It all began with a faint pink line on the white pregnancy strip. I remember being happy, as happy as I have never been before. I was not caught off gaurd, I knew I was ready for the exciting journey, or so I thought!
What followed was months of puking, heart burns, swollen ankles, shortness of breath,constant pressure to eat healthy, constant fear of doing something wrong and so on! Advises and concerns started pouring from all over-don’t eat this, don’t sleep like that, don’t get up too fast, climb steps, don’t over-climb steps, eat this,don’t eat that,exercise, don’t over-exert,hear music, careful, careful, CAREFUL…..!Did I mention a the huge inflation in the lower belly, yeah I thought so!
I (literally) waddled my way through those ten(okay, I know,9 something) months,counting each day.Visiting babycenter each day to see what stage the baby would be! Oh now it has fingers, now it can sense light, ah..it is kicking, it can hear me now, oh..now it is all developed, it is going to live after all!Then going off work and officially waiting for it to come out,counting the movements every other hour-why is it not moving-something wrong?Rushing to the pregnancy forums and looking for every ‘potential symptoms’ of labor.
Wondering aloud why it has to be this long, three four months would have been ideal. Listening to other’s labor experience (some very scary,mind it!).Listening to experts, you glow so it is a girl.Your tummy’s slightly inclined to the left, a boy definitely. Your hair has grown thicker, a girl for sure.Then longingly gazing at baby names, nothing looks perfect enough to be my baby’s name! Mom nodding with disapproval- too early- counting the chicken before the eggs hatch? Insomnia, fear, nervousness,anxiety.And an intense climax- a pain that breaks all boundaries! A pain so cruel that I just want to get over with it- how much more time,when will it be done!

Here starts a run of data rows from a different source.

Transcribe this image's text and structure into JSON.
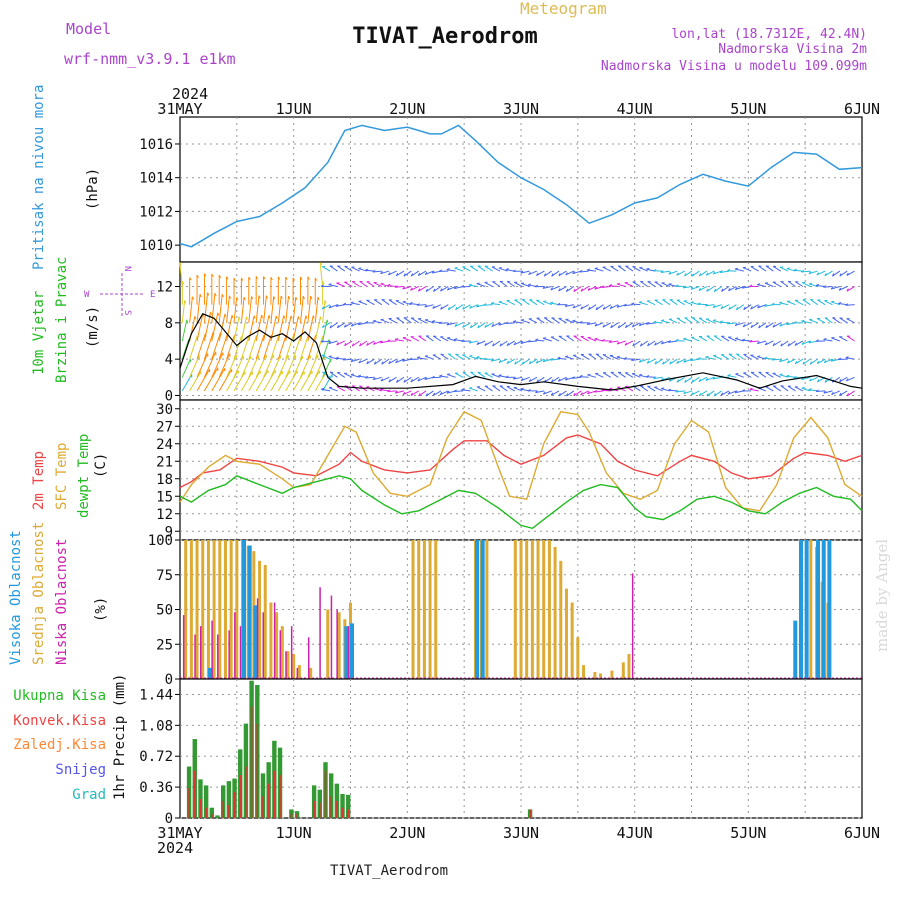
{
  "header": {
    "model_label": "Model",
    "model_name": "wrf-nmm_v3.9.1 e1km",
    "meteogram_label": "Meteogram",
    "station_title": "TIVAT_Aerodrom",
    "lonlat": "lon,lat (18.7312E, 42.4N)",
    "elevation": "Nadmorska Visina 2m",
    "model_elevation": "Nadmorska Visina u modelu 109.099m",
    "footer_station": "TIVAT_Aerodrom",
    "watermark": "made by Angel"
  },
  "time_axis": {
    "year": "2024",
    "labels": [
      "31MAY",
      "1JUN",
      "2JUN",
      "3JUN",
      "4JUN",
      "5JUN",
      "6JUN"
    ]
  },
  "colors": {
    "pressure": "#3399dd",
    "temp2m": "#ee4444",
    "sfc_temp": "#ddaa33",
    "dewpt": "#22bb22",
    "high_cloud": "#2299dd",
    "mid_cloud": "#ddaa33",
    "low_cloud": "#cc22aa",
    "total_precip": "#339933",
    "convective_precip": "#dd3333",
    "frozen_precip": "#ff8833",
    "snow": "#5555ee",
    "graupel": "#22bbbb",
    "wind_calm": "#dd22dd",
    "wind_strong": "#ff8800",
    "header_purple": "#aa44cc",
    "meteogram_gold": "#ddbb55"
  },
  "chart_data": [
    {
      "type": "line",
      "panel": "pressure",
      "title": "Pritisak na nivou mora",
      "ylabel": "(hPa)",
      "yticks": [
        1010,
        1012,
        1014,
        1016
      ],
      "ylim": [
        1009,
        1017.6
      ],
      "x_unit": "days since 31MAY 00UTC",
      "x": [
        0,
        0.1,
        0.3,
        0.5,
        0.7,
        0.9,
        1.1,
        1.3,
        1.45,
        1.6,
        1.8,
        2.0,
        2.2,
        2.3,
        2.45,
        2.6,
        2.8,
        3.0,
        3.2,
        3.4,
        3.6,
        3.8,
        4.0,
        4.2,
        4.4,
        4.6,
        4.8,
        5.0,
        5.2,
        5.4,
        5.6,
        5.8,
        6.0
      ],
      "values": [
        1010.1,
        1009.9,
        1010.7,
        1011.4,
        1011.7,
        1012.5,
        1013.4,
        1014.9,
        1016.8,
        1017.1,
        1016.8,
        1017.0,
        1016.6,
        1016.6,
        1017.1,
        1016.2,
        1014.9,
        1014.0,
        1013.3,
        1012.4,
        1011.3,
        1011.8,
        1012.5,
        1012.8,
        1013.6,
        1014.2,
        1013.8,
        1013.5,
        1014.6,
        1015.5,
        1015.4,
        1014.5,
        1014.6
      ]
    },
    {
      "type": "line",
      "panel": "wind",
      "title": "10m Vjetar Brzina i Pravac",
      "ylabel": "(m/s)",
      "compass": {
        "n": "N",
        "s": "S",
        "e": "E",
        "w": "W"
      },
      "yticks": [
        0,
        4,
        8,
        12
      ],
      "ylim": [
        -0.5,
        14.7
      ],
      "x_unit": "days since 31MAY 00UTC",
      "x": [
        0,
        0.1,
        0.2,
        0.3,
        0.4,
        0.5,
        0.6,
        0.7,
        0.8,
        0.9,
        1.0,
        1.1,
        1.2,
        1.3,
        1.4,
        1.6,
        2.0,
        2.4,
        2.6,
        2.8,
        3.0,
        3.2,
        3.5,
        3.8,
        4.0,
        4.3,
        4.6,
        4.9,
        5.1,
        5.3,
        5.6,
        5.9,
        6.0
      ],
      "values": [
        3.0,
        6.8,
        9.0,
        8.5,
        7.0,
        5.5,
        6.5,
        7.2,
        6.4,
        6.8,
        6.0,
        7.0,
        5.8,
        2.0,
        1.0,
        0.8,
        0.8,
        1.2,
        2.1,
        1.5,
        1.2,
        1.5,
        1.0,
        0.6,
        1.0,
        1.8,
        2.5,
        1.7,
        0.8,
        1.6,
        2.2,
        1.0,
        0.8
      ]
    },
    {
      "type": "line",
      "panel": "temperature",
      "title": "2m Temp / SFC Temp / dewpt Temp",
      "series_labels": [
        "2m Temp",
        "SFC Temp",
        "dewpt Temp"
      ],
      "ylabel": "(C)",
      "yticks": [
        9,
        12,
        15,
        18,
        21,
        24,
        27,
        30
      ],
      "ylim": [
        7.5,
        31.5
      ],
      "x_unit": "days since 31MAY 00UTC",
      "series": [
        {
          "name": "2m Temp",
          "x": [
            0,
            0.1,
            0.2,
            0.35,
            0.5,
            0.7,
            0.9,
            1.0,
            1.2,
            1.4,
            1.5,
            1.6,
            1.8,
            2.0,
            2.2,
            2.4,
            2.5,
            2.7,
            2.85,
            3.0,
            3.2,
            3.4,
            3.5,
            3.7,
            3.85,
            4.0,
            4.2,
            4.4,
            4.5,
            4.7,
            4.85,
            5.0,
            5.2,
            5.4,
            5.5,
            5.7,
            5.85,
            6.0
          ],
          "values": [
            16.5,
            17.5,
            19.0,
            19.5,
            21.5,
            21.0,
            20.0,
            19.0,
            18.5,
            20.5,
            22.5,
            21.0,
            19.5,
            19.0,
            19.5,
            23.0,
            24.5,
            24.5,
            22.0,
            20.5,
            22.0,
            25.0,
            25.5,
            24.0,
            21.0,
            19.5,
            18.5,
            21.0,
            22.0,
            21.0,
            19.0,
            18.0,
            18.5,
            21.5,
            22.5,
            22.0,
            21.0,
            22.0
          ]
        },
        {
          "name": "SFC Temp",
          "x": [
            0,
            0.1,
            0.25,
            0.4,
            0.5,
            0.7,
            0.9,
            1.0,
            1.15,
            1.3,
            1.45,
            1.55,
            1.7,
            1.85,
            2.0,
            2.2,
            2.35,
            2.5,
            2.65,
            2.8,
            2.9,
            3.05,
            3.2,
            3.35,
            3.5,
            3.6,
            3.75,
            3.9,
            4.05,
            4.2,
            4.35,
            4.5,
            4.65,
            4.8,
            4.95,
            5.1,
            5.25,
            5.4,
            5.55,
            5.7,
            5.85,
            6.0
          ],
          "values": [
            14.0,
            17.0,
            20.0,
            22.0,
            21.0,
            20.5,
            18.0,
            16.5,
            17.0,
            22.0,
            27.0,
            26.0,
            19.0,
            15.5,
            15.0,
            17.0,
            25.0,
            29.5,
            28.0,
            20.0,
            15.0,
            14.5,
            24.0,
            29.5,
            29.0,
            26.0,
            19.0,
            15.5,
            14.5,
            16.0,
            24.0,
            28.0,
            26.0,
            16.5,
            13.0,
            12.5,
            17.0,
            25.0,
            28.5,
            25.0,
            17.0,
            15.0
          ]
        },
        {
          "name": "dewpt Temp",
          "x": [
            0,
            0.1,
            0.25,
            0.4,
            0.5,
            0.7,
            0.9,
            1.0,
            1.2,
            1.4,
            1.5,
            1.6,
            1.8,
            1.95,
            2.1,
            2.3,
            2.45,
            2.6,
            2.8,
            3.0,
            3.1,
            3.2,
            3.4,
            3.55,
            3.7,
            3.85,
            4.0,
            4.1,
            4.25,
            4.4,
            4.55,
            4.7,
            4.85,
            5.0,
            5.15,
            5.3,
            5.45,
            5.6,
            5.75,
            5.9,
            6.0
          ],
          "values": [
            15.0,
            14.0,
            16.0,
            17.0,
            18.5,
            17.0,
            15.5,
            16.5,
            17.5,
            18.5,
            18.0,
            16.0,
            13.5,
            12.0,
            12.5,
            14.5,
            16.0,
            15.5,
            13.0,
            10.0,
            9.5,
            11.0,
            14.0,
            16.0,
            17.0,
            16.5,
            13.0,
            11.5,
            11.0,
            12.5,
            14.5,
            15.0,
            14.0,
            12.5,
            12.0,
            14.0,
            15.5,
            16.5,
            15.0,
            14.5,
            12.5
          ]
        }
      ]
    },
    {
      "type": "bar",
      "panel": "cloud",
      "title": "Visoka Oblacnost / Srednja Oblacnost / Niska Oblacnost",
      "series_labels": [
        "Visoka Oblacnost",
        "Srednja Oblacnost",
        "Niska Oblacnost"
      ],
      "ylabel": "(%)",
      "yticks": [
        0,
        25,
        50,
        75,
        100
      ],
      "ylim": [
        0,
        100
      ],
      "x_unit": "days since 31MAY 00UTC",
      "series": [
        {
          "name": "Srednja Oblacnost",
          "x": [
            0.05,
            0.1,
            0.15,
            0.2,
            0.25,
            0.3,
            0.35,
            0.4,
            0.45,
            0.5,
            0.55,
            0.6,
            0.65,
            0.7,
            0.75,
            0.8,
            0.85,
            0.9,
            0.95,
            1.0,
            1.05,
            1.15,
            1.3,
            1.4,
            1.45,
            1.5,
            2.05,
            2.1,
            2.15,
            2.2,
            2.25,
            2.6,
            2.65,
            2.7,
            2.95,
            3.0,
            3.05,
            3.1,
            3.15,
            3.2,
            3.25,
            3.3,
            3.35,
            3.4,
            3.45,
            3.5,
            3.55,
            3.65,
            3.7,
            3.8,
            3.9,
            3.95,
            5.55,
            5.6,
            5.65,
            5.7
          ],
          "values": [
            100,
            100,
            100,
            100,
            100,
            100,
            100,
            100,
            100,
            100,
            100,
            96,
            92,
            85,
            82,
            55,
            48,
            38,
            20,
            18,
            10,
            8,
            50,
            48,
            43,
            55,
            100,
            100,
            100,
            100,
            100,
            100,
            100,
            100,
            100,
            100,
            100,
            100,
            100,
            100,
            100,
            95,
            85,
            65,
            55,
            30,
            10,
            5,
            4,
            6,
            12,
            18,
            100,
            95,
            70,
            55
          ]
        },
        {
          "name": "Visoka Oblacnost",
          "x": [
            0.25,
            0.55,
            0.6,
            0.65,
            1.45,
            1.5,
            2.6,
            2.65,
            5.4,
            5.45,
            5.5,
            5.6,
            5.65,
            5.7
          ],
          "values": [
            8,
            100,
            96,
            53,
            38,
            40,
            100,
            100,
            42,
            100,
            100,
            100,
            100,
            100
          ]
        },
        {
          "name": "Niska Oblacnost",
          "x": [
            0.05,
            0.15,
            0.2,
            0.3,
            0.35,
            0.45,
            0.5,
            0.55,
            0.7,
            0.75,
            0.85,
            0.9,
            0.95,
            1.0,
            1.05,
            1.15,
            1.25,
            1.35,
            1.4,
            1.5,
            4.0
          ],
          "values": [
            46,
            32,
            38,
            42,
            32,
            35,
            48,
            38,
            58,
            48,
            55,
            35,
            20,
            38,
            8,
            30,
            66,
            60,
            50,
            38,
            76
          ]
        }
      ]
    },
    {
      "type": "bar",
      "panel": "precip",
      "title": "1hr Precip",
      "series_labels": [
        "Ukupna Kisa",
        "Konvek.Kisa",
        "Zaledj.Kisa",
        "Snijeg",
        "Grad"
      ],
      "ylabel": "1hr Precip (mm)",
      "yticks": [
        0,
        0.36,
        0.72,
        1.08,
        1.44
      ],
      "ylim": [
        0,
        1.62
      ],
      "x_unit": "days since 31MAY 00UTC",
      "series": [
        {
          "name": "Ukupna Kisa",
          "x": [
            0.08,
            0.13,
            0.18,
            0.23,
            0.28,
            0.33,
            0.38,
            0.43,
            0.48,
            0.53,
            0.58,
            0.63,
            0.68,
            0.73,
            0.78,
            0.83,
            0.88,
            0.98,
            1.03,
            1.18,
            1.23,
            1.28,
            1.33,
            1.38,
            1.43,
            1.48,
            3.08
          ],
          "values": [
            0.6,
            0.92,
            0.45,
            0.38,
            0.12,
            0.03,
            0.38,
            0.43,
            0.46,
            0.8,
            1.1,
            1.6,
            1.55,
            0.52,
            0.65,
            0.9,
            0.82,
            0.1,
            0.08,
            0.38,
            0.33,
            0.65,
            0.52,
            0.4,
            0.28,
            0.27,
            0.1
          ]
        },
        {
          "name": "Konvek.Kisa",
          "x": [
            0.08,
            0.13,
            0.18,
            0.23,
            0.28,
            0.33,
            0.38,
            0.43,
            0.48,
            0.53,
            0.58,
            0.63,
            0.68,
            0.73,
            0.78,
            0.83,
            0.88,
            0.98,
            1.03,
            1.18,
            1.23,
            1.28,
            1.33,
            1.38,
            1.43,
            1.48,
            3.08
          ],
          "values": [
            0.35,
            0.55,
            0.22,
            0.12,
            0.05,
            0.0,
            0.2,
            0.15,
            0.3,
            0.5,
            0.6,
            1.3,
            1.1,
            0.25,
            0.4,
            0.55,
            0.5,
            0.05,
            0.05,
            0.2,
            0.18,
            0.55,
            0.25,
            0.2,
            0.12,
            0.1,
            0.1
          ]
        }
      ]
    }
  ]
}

And then I see her, for a minute I don’t even care she is finally here.All I can feel is the relief that the pain has gone away! But then yes, she is here.Count the fingers,count the toes. She is perfect! If it was a movie,this is the perfect place to insert a gracious melodious song showing the baby growing up!
But unfortunately life is not that simple. Screaming, more screaming. I wish I could put her back in my tummy. Pain, more pain.They lie, it doesn’t go away so soon! My broken scarred body,finally realizing it’s never going to be the same!
More experts, more advice!Feeling incompetent,feeling anxious ! Why is she crying?Do I see a tinge of yellow? Hiccup, was that a hiccup or something else? 45 days and no eye contact? Why is she not smiling? Ah…why won’t she just shut up? Guilt, embarrassment for being able to think like that! why isn’t she rolling over,isn’t it the time for her to be walking,when will she start talking?Solid food?Liquid food?Diaper rashes,constipation,runny nose,stomach upsets. Medicine, does it have any side effects?baby cream-what are the ingredients? I hear my mother tell, it is going to be like this all your life , anxious about your child you will be even when she becomes 60! huh?
Then hunt for a maid. Feeling possessive as I see my baby in her arms.What if my baby starts loving her more than me! What kind of mother leaves her four month old to go to work? Resign or not to resign….
And then suddenly on my own with my little one far far away from any family! Work,kid,household chores….I am lost! I am incompetent…!
But then I see her look at me with so much love.’I want Amma’ she says, no one else will be good enough.I feel overwhelmed.At last someone wants me the way no one else has wanted me, at last some one has her world revolving around me(yeah, it is short lived), at last a part of me has made way outside of my body and my mind.
Being a mother, something I never regret, no matter how hard the journey was or is going to be!